Savoir les savoirs : une nécessité politique

Rappelons-le, ce que cherche le philosophe de terrain, c’est bien à comprendre les expériences subjectives, les lectures singulières, les constructions personnelles face au réel. Au-delà des vérités générales et des discours d’experts, nous recueillons les énoncés, bruts, parfois décousus, souvent sporadiques, quand les langues se délient. A partir de ces aperçus qui se dessinent, de ces instantanés plus ou moins organisés, le philosophe de terrain peut déplier les rationalités élaborées et les méthodes mobilisées. En-deçà de l’innovation ou des grandes découvertes, le philosophe documente ces facultés subtiles, faiblement visibles. Ces savoirs alternatifs sont immenses et pluriels. Au philosophe d’en montrer la portée.

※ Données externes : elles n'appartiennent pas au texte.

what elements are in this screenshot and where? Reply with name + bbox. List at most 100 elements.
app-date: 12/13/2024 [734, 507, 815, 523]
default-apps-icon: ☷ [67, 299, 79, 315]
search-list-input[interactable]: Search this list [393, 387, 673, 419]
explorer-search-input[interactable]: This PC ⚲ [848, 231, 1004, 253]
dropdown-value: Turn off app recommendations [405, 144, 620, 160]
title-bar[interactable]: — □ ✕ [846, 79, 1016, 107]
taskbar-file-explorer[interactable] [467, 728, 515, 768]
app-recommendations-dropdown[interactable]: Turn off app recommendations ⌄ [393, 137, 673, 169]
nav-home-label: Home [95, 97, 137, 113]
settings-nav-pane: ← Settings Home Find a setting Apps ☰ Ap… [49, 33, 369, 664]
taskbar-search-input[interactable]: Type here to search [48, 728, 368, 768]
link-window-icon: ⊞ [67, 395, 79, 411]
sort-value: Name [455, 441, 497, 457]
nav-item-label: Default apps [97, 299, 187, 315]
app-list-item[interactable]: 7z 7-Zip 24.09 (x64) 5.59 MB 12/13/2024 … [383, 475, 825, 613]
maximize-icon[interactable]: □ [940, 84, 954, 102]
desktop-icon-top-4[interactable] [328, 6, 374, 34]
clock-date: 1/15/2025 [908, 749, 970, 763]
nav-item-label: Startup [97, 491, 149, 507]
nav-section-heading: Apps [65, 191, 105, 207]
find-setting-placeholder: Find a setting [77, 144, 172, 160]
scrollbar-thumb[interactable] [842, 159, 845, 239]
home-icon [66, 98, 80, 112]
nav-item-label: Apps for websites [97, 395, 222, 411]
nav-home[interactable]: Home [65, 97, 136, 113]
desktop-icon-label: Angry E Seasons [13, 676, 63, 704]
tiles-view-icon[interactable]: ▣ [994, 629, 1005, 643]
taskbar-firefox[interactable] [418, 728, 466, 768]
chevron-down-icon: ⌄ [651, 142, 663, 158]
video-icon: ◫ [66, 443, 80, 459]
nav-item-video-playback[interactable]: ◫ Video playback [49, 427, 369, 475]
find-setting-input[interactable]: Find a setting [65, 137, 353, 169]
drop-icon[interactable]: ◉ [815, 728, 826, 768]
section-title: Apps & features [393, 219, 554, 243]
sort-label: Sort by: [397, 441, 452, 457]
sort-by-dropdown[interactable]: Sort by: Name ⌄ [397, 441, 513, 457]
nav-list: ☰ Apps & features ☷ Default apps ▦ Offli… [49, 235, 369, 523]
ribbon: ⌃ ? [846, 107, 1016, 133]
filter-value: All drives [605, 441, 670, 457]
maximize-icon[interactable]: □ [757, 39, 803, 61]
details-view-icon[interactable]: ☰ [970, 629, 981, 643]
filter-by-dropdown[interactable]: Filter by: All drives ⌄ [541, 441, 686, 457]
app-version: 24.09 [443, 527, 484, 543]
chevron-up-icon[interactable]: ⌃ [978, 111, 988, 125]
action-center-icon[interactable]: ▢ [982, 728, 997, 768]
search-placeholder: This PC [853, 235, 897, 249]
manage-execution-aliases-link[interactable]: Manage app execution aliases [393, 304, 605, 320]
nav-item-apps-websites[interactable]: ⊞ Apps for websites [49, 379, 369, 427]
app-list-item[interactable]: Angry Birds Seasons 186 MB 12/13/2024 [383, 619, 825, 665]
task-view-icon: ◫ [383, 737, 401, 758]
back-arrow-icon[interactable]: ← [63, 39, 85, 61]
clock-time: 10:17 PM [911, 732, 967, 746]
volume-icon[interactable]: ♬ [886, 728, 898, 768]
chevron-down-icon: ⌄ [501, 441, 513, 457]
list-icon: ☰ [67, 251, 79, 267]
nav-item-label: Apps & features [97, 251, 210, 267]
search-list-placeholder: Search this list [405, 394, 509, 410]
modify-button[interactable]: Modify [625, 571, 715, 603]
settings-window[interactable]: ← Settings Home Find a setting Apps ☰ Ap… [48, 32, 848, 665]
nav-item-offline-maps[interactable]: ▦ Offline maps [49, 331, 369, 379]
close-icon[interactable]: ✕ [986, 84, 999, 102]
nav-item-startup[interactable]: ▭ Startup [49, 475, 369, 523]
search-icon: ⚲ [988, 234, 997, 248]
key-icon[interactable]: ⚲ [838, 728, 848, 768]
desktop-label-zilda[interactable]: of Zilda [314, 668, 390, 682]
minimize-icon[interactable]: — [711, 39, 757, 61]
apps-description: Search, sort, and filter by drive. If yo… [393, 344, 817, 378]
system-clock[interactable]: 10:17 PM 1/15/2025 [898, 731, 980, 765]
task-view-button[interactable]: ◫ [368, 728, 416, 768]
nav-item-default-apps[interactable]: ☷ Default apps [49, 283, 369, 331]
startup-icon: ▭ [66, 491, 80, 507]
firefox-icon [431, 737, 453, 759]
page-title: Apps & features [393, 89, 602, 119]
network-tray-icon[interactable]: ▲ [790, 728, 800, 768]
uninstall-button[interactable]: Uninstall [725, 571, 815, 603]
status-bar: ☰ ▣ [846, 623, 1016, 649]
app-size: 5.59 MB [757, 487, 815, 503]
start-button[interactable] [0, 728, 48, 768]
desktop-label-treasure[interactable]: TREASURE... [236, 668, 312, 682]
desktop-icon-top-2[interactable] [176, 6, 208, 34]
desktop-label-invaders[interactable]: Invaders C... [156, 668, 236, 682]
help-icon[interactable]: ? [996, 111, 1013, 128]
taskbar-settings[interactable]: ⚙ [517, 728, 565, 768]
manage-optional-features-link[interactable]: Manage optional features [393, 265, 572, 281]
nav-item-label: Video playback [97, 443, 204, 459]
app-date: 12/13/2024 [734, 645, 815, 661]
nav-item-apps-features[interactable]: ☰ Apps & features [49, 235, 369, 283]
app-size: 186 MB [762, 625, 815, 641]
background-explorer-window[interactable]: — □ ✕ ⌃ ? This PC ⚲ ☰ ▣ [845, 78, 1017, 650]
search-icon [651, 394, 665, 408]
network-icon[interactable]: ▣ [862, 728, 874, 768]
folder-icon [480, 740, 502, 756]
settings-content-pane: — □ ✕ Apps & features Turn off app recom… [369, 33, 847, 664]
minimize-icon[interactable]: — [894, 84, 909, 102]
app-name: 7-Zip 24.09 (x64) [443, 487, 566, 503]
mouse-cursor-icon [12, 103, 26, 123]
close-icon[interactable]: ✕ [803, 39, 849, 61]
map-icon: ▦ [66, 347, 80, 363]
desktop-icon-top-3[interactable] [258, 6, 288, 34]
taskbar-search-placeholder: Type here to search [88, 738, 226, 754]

Le caractère expérientiel de ces savoirs ne les rend pas moins communicables, réplicables ou généralisables. Des personnes ayant déjà vécu des situations similaires pourront transmettre leurs savoirs à ceux qui en manifestent le besoin. Citons la pair-aidance en médecine, l’entraide entre patients qui vivent où ont vécu des situations similaires, qui repose justement sur la capacité d’un savoir singulier à inspirer et à accompagner.

Le travail du philosophe consiste ensuite à rapporter l’expérience au champ scientifique ou à nouer la théorie autour du monde empirique, de sorte à prendre en charge ou à soulager les contraintes et les difficultés vécues dans le réel. Les situations conceptualisées par la philosophie deviennent audibles et peuvent orienter un changement dans les pratiques et politiques. Dans ma recherche, avant d’élaborer les caractéristiques d’un bon espace de soin, j’écoute et j’apprends par exemple les singulières interactions des personnes avec leur environnement, en fonction de leur corps et de leur expérience.

Je découvre à quel point un fauteuil doit pouvoir bouger au sein même d’une chambre, lorsqu’un patient partiellement paralysé me décrit à quel endroit de sa chambre et à quel moment de la journée il demande à être assis, afin de pouvoir contempler les effets de lumière les plus à son goût, donnés par les rayons du soleil ou la couleur des sirènes des ambulances à travers sa fenêtre. Je prends la mesure de l’inaccessibilité réelle des choses alors que des patients me décrivent les gestes complexes qu’ils doivent mettre en place pour saisir leurs affaires quand la perfusion les empêche de lever ou de tendre les bras.

Ces savoirs donnent de l’épaisseur à nos connaissances sur l’accessibilité ou l’architecture. Ils ont la consistance de la vie réelle qui résiste aux théories générales, ils composent avec son caractère changeant et vacillant. Capables de rebondir et de se renouveler dans un monde hétérogène, les savoirs pourraient métamorphoser bon nombre de nos habitudes bancales si on s’en inspirait. Ressources intarissables au pas de côté du philosophe, il serait également bon pour nos solutions et nos décisions politiques de s’en laisser instruire.